Configure Databricks data synchronization - DataWorks - Alibaba Cloud Documentation Center

This topic describes the features and limitations of synchronizing data from a Databricks data source in DataWorks.

Usage notes

Limitations
- Resource groups: Databricks Reader supports only Serverless resource groups. You must also configure a public NAT gateway and an Elastic IP Address (EIP) for the VPC bound to the resource group.
- Read mode: Data synchronization tasks can only read data in JDBC mode.
- Catalog types and feature limitations: When you test data source connectivity or configure a data synchronization task in wizard mode, DataWorks uses databricks-sdk to call the Databricks REST API. This API supports only Unity Catalog.
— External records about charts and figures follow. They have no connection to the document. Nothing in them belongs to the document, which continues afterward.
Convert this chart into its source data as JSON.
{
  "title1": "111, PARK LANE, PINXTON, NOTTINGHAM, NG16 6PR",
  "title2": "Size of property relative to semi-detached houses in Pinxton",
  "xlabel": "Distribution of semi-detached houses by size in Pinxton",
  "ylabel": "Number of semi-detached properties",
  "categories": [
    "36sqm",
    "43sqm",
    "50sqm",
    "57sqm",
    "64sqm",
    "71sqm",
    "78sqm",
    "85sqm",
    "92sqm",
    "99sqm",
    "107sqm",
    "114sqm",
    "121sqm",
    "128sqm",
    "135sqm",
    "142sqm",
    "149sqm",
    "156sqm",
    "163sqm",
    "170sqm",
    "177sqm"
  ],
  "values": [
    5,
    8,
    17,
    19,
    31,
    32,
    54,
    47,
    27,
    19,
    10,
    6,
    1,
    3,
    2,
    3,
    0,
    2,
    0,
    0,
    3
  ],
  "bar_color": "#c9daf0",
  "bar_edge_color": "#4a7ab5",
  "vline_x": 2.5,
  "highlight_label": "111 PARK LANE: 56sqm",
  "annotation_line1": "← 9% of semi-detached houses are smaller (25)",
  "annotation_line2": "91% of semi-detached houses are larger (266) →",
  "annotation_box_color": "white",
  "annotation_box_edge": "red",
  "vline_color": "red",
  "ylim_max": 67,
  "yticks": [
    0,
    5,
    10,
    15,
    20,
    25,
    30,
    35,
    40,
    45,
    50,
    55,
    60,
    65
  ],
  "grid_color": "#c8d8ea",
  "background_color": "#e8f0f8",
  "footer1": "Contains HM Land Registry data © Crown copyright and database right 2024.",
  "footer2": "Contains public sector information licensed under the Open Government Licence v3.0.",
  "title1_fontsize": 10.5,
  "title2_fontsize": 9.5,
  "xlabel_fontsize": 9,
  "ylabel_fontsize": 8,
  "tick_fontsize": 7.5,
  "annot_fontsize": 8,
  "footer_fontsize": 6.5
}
If you use a catalog other than Unity Catalog, such as hive_metastore, these features are unavailable. You can use one of the following solutions:
  - Solution 1 (Recommended): Migrate to Unity Catalog. As recommended by Databricks, migrate your data and metadata to Unity Catalog. This enables you to use all features that DataWorks provides. For more information, see Migrate to Unity Catalog.
  - Solution 2: Use script mode directly. After configuring the data source in DataWorks, skip the Test Connectivity step and configure the data synchronization task in script mode.
Concurrent reads and data consistency
Databricks Reader uses the splitPk parameter for data partitioning, which initiates multiple concurrent tasks to improve synchronization throughput. Note the following:
- The concurrent tasks do not run in the same database transaction and have time intervals between them.
- If data is continuously written to the data source, concurrent reads can result in an incomplete or inconsistent data snapshot.
Due to technical limitations, achieving a perfectly consistent snapshot across multiple concurrent reads is impossible. You can use one of the following solutions, depending on your business requirements:
- Solution 1: Use single-threaded synchronization and do not configure data partitioning by using the splitPk parameter. This guarantees strict data consistency but slows down the synchronization.
- Solution 2: Ensure the data source is static during synchronization. For example, use table locking, temporarily stop application writes, or pause standby database synchronization. This method is faster but can affect online services.
Encoding
Databricks Reader extracts data using Java Database Connectivity (JDBC). JDBC automatically detects and converts character encodings across different databases, so you do not need to manually configure the encoding.
Incremental data synchronization
Databricks Reader extracts data by executing SELECT ... WHERE ... statements. The key to implementing incremental data synchronization is to correctly construct the WHERE clause.
1. Recommended approach (based on a timestamp column):
  1. Design a timestamp column, such as modify_time, in your source database table.
  2. When your application adds or updates data (including logical deletes), ensure that this timestamp column is updated accordingly.
  3. In the data synchronization task, use this timestamp column in the WHERE clause to pull data that has changed since the last synchronization point.
2. Unsupported scenario: If a table does not have a column that can distinguish new from modified records, such as a timestamp or an auto-incrementing ID, Databricks Reader cannot perform incremental data synchronization. In this case, only full data synchronization is possible.

Supported data types

For offline reads, Databricks Reader supports most Databricks data types. However, some types are not supported. Verify your data types before you start.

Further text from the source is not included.